= Miloje Đak =

Miloje Popović-Đak (Милоје Ђак, c. 1769–1825) was the leader of an eponymous failed rebellion – Đakova buna or "Đak's rebellion" – in 1824.

Miloje was born in Kusadak, in the Jasenica part of Smederevska Palanka. Originally from Kosovo, he attended school and thus received the nickname Đak (student), which eventually was added to his original surname, Popović. He was a priest for a short time, and then worked as a cattle trader. During the First Serbian Uprising, he was the secretary of voivode Vujica Vulićević, and after the collapse of the uprising in 1813, he fled to Germany. Two years later, in 1815, he returned home to trade cattle.

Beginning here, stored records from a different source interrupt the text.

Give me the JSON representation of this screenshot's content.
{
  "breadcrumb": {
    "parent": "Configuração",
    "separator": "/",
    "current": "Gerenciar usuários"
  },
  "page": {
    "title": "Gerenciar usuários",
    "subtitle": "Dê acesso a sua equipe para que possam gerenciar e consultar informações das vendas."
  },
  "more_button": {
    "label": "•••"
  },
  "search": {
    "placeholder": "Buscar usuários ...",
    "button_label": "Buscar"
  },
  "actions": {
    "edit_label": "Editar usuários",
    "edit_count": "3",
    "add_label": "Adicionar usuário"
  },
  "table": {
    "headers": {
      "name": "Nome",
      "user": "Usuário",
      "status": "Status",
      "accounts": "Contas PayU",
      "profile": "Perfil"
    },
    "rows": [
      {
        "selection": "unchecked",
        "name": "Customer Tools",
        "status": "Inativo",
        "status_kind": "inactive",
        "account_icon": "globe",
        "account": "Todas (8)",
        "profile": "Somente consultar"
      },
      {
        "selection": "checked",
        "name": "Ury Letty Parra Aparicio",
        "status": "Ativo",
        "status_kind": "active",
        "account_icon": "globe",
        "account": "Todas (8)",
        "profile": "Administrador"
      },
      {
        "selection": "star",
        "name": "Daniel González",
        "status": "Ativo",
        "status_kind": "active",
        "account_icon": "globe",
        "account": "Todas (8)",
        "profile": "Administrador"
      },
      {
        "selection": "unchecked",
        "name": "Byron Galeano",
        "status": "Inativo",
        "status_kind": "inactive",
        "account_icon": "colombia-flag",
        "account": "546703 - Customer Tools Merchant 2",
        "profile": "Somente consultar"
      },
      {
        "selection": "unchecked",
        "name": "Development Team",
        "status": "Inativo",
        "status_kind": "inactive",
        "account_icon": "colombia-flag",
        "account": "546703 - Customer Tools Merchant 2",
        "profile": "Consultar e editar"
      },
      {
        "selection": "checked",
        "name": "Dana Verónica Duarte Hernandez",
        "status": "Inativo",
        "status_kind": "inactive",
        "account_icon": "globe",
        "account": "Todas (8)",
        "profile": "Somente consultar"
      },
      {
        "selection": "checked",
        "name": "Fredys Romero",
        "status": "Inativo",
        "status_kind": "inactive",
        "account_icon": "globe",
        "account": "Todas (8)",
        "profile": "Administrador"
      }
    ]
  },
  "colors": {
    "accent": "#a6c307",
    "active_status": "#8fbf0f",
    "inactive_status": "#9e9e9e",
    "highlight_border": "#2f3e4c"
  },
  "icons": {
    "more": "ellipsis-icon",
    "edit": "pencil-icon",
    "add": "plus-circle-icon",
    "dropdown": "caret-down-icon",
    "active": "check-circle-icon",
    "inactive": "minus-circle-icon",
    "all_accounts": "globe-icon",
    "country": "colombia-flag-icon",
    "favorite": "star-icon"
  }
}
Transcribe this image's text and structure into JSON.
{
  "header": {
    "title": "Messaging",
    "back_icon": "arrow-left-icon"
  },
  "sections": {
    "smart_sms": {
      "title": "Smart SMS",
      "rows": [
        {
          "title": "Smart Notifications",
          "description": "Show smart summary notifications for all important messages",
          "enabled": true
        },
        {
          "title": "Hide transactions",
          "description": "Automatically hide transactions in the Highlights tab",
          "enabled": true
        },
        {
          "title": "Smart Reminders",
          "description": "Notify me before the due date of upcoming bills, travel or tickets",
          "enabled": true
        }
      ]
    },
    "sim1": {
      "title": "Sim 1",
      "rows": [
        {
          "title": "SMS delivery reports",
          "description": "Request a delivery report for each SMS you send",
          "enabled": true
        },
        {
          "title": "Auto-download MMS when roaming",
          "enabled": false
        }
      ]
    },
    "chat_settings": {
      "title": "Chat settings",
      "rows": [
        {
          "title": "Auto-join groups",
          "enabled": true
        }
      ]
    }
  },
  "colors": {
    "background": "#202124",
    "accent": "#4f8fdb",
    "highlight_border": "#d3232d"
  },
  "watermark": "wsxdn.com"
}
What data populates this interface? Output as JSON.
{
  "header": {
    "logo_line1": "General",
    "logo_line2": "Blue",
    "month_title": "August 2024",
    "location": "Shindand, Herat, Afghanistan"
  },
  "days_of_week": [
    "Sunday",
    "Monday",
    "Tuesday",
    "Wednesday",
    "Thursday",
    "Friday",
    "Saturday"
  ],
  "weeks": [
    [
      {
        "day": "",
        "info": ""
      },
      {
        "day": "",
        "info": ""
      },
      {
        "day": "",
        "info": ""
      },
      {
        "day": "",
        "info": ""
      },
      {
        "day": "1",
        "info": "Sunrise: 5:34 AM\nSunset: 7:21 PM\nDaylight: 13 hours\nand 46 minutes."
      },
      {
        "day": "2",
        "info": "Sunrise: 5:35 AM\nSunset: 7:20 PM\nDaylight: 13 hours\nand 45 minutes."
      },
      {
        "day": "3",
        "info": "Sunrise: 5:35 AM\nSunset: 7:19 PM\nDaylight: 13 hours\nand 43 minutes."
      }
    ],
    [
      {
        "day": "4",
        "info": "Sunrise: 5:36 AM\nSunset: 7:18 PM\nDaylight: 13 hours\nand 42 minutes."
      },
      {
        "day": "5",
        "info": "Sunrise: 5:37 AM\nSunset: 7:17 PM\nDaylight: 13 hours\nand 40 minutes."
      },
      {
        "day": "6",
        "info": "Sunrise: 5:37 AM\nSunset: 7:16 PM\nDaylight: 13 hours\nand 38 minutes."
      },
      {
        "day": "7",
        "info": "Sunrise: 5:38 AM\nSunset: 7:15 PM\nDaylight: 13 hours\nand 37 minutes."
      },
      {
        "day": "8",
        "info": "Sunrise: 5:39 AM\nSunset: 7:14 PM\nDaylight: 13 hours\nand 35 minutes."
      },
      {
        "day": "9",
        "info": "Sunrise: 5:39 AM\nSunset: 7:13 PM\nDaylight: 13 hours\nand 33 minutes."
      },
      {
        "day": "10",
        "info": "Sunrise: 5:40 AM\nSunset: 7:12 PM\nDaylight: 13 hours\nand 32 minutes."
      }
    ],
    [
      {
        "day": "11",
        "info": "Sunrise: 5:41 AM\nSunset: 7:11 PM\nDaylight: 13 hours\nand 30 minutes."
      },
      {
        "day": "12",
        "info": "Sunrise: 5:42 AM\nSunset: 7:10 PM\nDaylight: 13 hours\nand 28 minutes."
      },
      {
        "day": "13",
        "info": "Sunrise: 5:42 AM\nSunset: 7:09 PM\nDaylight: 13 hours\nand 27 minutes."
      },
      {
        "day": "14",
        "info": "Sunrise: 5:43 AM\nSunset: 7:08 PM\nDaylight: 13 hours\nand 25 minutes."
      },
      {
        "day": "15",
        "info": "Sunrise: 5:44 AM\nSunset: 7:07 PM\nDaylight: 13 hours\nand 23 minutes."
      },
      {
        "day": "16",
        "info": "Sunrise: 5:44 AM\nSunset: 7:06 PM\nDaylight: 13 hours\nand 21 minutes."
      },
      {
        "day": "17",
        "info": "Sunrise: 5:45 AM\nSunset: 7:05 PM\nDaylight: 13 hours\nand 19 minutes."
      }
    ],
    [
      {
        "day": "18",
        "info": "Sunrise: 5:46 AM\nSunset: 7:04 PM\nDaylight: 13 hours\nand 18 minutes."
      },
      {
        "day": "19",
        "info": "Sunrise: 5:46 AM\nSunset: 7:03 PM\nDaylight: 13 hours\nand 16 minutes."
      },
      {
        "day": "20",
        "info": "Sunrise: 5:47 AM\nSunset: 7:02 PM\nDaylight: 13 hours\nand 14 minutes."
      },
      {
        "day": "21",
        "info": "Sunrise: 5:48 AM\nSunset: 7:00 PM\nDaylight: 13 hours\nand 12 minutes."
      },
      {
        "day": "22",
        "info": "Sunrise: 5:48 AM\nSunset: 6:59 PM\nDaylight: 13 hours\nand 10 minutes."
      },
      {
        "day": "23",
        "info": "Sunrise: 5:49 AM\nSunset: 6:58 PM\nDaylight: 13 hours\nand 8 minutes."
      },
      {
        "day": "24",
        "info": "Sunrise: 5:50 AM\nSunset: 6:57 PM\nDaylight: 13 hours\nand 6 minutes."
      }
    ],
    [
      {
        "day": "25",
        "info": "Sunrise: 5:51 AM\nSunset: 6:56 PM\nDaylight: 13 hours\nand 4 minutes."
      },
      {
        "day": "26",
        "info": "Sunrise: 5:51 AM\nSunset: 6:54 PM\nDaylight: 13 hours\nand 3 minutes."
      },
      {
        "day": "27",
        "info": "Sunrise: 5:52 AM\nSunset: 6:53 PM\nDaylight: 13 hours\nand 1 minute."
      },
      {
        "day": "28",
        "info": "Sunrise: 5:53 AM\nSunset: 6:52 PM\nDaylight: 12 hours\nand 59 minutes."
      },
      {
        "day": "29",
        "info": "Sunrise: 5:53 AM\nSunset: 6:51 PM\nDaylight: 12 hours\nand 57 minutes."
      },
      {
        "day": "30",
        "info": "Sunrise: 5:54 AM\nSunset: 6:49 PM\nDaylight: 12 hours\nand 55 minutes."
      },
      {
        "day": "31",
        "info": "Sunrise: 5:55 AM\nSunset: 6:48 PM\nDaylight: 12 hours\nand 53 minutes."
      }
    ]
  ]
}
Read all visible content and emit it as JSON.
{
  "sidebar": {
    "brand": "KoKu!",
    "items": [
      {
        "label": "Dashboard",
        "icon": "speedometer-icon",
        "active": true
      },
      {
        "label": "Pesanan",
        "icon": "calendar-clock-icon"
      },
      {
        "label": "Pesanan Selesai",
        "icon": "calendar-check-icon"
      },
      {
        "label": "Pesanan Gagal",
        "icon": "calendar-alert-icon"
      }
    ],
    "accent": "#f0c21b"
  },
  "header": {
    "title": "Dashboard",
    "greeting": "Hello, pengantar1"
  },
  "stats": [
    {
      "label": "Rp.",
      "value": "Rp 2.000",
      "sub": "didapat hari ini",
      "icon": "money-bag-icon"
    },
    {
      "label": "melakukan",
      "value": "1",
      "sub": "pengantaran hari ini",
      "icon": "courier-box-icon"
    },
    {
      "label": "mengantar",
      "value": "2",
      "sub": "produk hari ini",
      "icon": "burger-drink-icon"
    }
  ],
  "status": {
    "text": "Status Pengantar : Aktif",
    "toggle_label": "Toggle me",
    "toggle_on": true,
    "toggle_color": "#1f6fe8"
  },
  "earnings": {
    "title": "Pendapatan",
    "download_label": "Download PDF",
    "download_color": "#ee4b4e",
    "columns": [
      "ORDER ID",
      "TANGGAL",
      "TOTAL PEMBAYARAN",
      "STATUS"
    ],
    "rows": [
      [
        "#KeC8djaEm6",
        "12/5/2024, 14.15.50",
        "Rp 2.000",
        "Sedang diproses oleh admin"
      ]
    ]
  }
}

At the end of January, 1825, the Đakovo revolt broke out in Azanja, in the Smederevo nahija, in response to the oppression of local authorities and unfair taxes. Requests for change were made at the meeting in Topola on February 3 and sent to Prince Miloš Obrenović. A crowd gathered around Đak, shouting that they were ready to fight. As early as February 5, Miloš's army, led by Toma Vučić Perišić, intercepted the rebels near Topola and easily defeated them. Đak
was wounded but he managed to escape. Simultaneously, the revolt began to spread to other nahiya, leading to Prince Miloš's strong reaction: Đak was captured in Mali Mokri Lug and executed on February 9. The riots stopped in the following days.

Đak was buried in the Pinosava Monastery, Kusadak, near the grave of Vujica Vulićević.